Reviewed by Dennis Schwartz

Polish filmmaker Jerzy Skolimowski (“Moonlighting”/”The Nude”/”Walkover”) brilliantly directs this creepy, disturbing and quirky coming-of-age film as a black sex comedy. It’s written by Skolimowski, Boleslaw Sulik, Jerzy Gruza and Helmut Jedele. The dreary tale is set in a London public bathhouse (filmed at Munich’s Bavaria Studios). Seemingly out-of-place is the hipster background music of Cat Stevens and the German band The Can, but it sounds good.

The socially awkward working-class 15-year-old Mike (John Moulder-Brown), a high school dropout, gets his first job as an attendant in the Newford bathhouse. The virgin is infatuated with the 23-year-old more worldly sexy redheaded co-worker attendant Susan (Jane Asher), who shows him the ropes and informs him the bathhouse is a place of fantasies for their clients–something that should help him with tips from the older women clients. The go-go boot wearing hottie recognizes the teen has a crush on her and gets pleasure playing the part of a cock-teaser, but fails to realize how emotionally twisted is the lad.

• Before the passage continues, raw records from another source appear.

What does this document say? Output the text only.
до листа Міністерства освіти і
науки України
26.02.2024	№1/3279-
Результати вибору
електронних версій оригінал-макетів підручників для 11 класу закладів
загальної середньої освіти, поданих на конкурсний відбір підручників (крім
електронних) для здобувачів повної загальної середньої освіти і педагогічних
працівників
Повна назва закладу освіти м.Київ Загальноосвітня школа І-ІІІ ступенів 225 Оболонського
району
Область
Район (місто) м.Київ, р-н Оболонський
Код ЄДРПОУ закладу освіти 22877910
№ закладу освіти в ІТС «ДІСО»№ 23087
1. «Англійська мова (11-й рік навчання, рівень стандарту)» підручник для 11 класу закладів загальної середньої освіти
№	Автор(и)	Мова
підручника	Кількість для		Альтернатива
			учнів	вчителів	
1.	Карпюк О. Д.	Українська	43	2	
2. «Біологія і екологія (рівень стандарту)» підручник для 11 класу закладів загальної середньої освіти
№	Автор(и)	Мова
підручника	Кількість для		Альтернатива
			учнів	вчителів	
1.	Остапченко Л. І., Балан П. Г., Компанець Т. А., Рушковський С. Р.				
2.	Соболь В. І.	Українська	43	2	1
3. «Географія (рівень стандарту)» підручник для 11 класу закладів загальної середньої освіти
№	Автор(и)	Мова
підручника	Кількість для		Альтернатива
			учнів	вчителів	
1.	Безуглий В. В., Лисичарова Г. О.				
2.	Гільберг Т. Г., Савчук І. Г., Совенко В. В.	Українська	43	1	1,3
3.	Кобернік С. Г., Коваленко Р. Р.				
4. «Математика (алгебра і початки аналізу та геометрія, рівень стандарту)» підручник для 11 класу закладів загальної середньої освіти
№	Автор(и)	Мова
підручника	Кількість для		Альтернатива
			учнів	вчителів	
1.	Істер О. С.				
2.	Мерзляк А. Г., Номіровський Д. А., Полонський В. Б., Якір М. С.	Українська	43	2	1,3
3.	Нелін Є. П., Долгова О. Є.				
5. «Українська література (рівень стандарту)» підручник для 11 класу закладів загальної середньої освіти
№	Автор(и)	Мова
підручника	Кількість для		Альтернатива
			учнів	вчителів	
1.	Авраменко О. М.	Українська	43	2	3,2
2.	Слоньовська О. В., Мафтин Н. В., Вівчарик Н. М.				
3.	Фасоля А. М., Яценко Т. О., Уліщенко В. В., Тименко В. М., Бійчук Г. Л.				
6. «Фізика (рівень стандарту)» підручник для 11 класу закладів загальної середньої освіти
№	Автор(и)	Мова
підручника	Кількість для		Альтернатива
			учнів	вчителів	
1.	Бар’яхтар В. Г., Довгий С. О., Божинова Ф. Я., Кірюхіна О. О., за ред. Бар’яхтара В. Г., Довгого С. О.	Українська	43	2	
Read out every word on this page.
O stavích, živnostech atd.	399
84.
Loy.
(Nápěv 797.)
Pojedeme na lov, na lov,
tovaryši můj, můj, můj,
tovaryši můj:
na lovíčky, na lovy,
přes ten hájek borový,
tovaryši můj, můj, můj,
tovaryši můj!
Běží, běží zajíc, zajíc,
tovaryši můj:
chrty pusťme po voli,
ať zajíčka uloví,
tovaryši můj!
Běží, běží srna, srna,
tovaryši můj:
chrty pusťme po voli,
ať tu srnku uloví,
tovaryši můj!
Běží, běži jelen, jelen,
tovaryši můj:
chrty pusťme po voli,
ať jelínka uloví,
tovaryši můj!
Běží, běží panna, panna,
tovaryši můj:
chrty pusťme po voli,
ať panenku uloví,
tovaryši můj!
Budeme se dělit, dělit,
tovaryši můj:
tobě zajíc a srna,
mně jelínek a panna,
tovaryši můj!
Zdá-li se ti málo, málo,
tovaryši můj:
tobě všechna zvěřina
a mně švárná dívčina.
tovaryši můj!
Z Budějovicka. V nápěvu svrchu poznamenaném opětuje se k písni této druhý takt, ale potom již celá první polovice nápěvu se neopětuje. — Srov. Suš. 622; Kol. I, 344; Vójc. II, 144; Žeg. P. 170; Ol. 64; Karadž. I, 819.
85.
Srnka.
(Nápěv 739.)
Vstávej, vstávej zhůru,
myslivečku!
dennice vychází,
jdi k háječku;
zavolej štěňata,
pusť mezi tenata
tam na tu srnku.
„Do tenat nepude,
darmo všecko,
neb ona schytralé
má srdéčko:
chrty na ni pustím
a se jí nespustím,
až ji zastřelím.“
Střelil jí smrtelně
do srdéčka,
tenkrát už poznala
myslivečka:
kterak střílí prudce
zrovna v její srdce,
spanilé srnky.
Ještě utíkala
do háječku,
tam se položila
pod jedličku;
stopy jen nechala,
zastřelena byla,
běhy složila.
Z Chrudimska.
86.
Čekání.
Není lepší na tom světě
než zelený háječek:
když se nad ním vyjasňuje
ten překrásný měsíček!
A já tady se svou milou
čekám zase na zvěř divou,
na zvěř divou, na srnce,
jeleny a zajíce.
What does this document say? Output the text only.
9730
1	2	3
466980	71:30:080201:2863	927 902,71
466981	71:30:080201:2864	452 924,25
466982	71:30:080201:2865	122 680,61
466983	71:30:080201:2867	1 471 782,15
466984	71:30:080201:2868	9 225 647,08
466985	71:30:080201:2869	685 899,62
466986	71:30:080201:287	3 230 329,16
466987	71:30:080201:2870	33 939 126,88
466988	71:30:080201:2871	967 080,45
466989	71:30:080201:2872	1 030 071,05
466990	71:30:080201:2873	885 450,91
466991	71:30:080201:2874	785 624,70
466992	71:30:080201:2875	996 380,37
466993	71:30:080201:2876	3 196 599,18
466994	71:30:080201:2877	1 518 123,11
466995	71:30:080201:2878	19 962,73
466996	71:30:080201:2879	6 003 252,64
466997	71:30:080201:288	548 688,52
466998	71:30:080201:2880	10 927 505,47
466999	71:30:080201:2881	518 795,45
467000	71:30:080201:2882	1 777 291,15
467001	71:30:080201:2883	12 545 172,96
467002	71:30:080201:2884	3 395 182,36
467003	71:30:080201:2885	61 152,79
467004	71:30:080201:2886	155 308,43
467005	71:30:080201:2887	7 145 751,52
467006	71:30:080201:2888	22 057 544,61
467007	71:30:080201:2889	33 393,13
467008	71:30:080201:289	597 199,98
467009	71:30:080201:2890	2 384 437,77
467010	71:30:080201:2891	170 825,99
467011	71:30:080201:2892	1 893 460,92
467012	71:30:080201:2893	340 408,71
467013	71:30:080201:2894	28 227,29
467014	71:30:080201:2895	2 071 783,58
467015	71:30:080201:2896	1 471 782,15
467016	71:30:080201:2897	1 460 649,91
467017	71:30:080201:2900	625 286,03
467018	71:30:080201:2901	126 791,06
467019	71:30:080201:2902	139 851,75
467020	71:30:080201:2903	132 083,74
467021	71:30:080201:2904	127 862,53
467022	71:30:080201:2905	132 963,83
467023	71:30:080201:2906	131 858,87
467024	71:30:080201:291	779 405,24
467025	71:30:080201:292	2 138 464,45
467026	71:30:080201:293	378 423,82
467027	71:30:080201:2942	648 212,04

Her promiscuous lifestyle, where she sees her fiancé (Christopher Sandford) and is having an affair with Mike’s sleazy married former swimming instructor high school teacher (Karl Michael Vogler), puts him in a snit as he obsesses over getting into Susan’s pants and eliminating the competition.

Mike’s frustration in trying to win her over leads to the sicko kid stalking her, pawing her in the movie, stealing her poster he discovers on the site of a Soho strip club, as he continually sabotages her personal relationships by making himself a pest. It ends in tragedy.

Despite the main characters being unsympathetic, this is a powerful and uniquely slanted coming-of-age film about the troubling sexual awakening of a young boy in a sleazy setting. The raw performances resonate, while the unsentimental tale makes you squirm. Even though it didn’t catch on with the public in its theater release, despite for the most part being critically praised, this film is worth checking out for its uncompromising storytelling. Deep End offers a compelling twist on ‘kitchen sink’ realism by telling us that matters of love are unpredictable and are not the be all and end all, as are many of cinema’s coming-of-age love stories.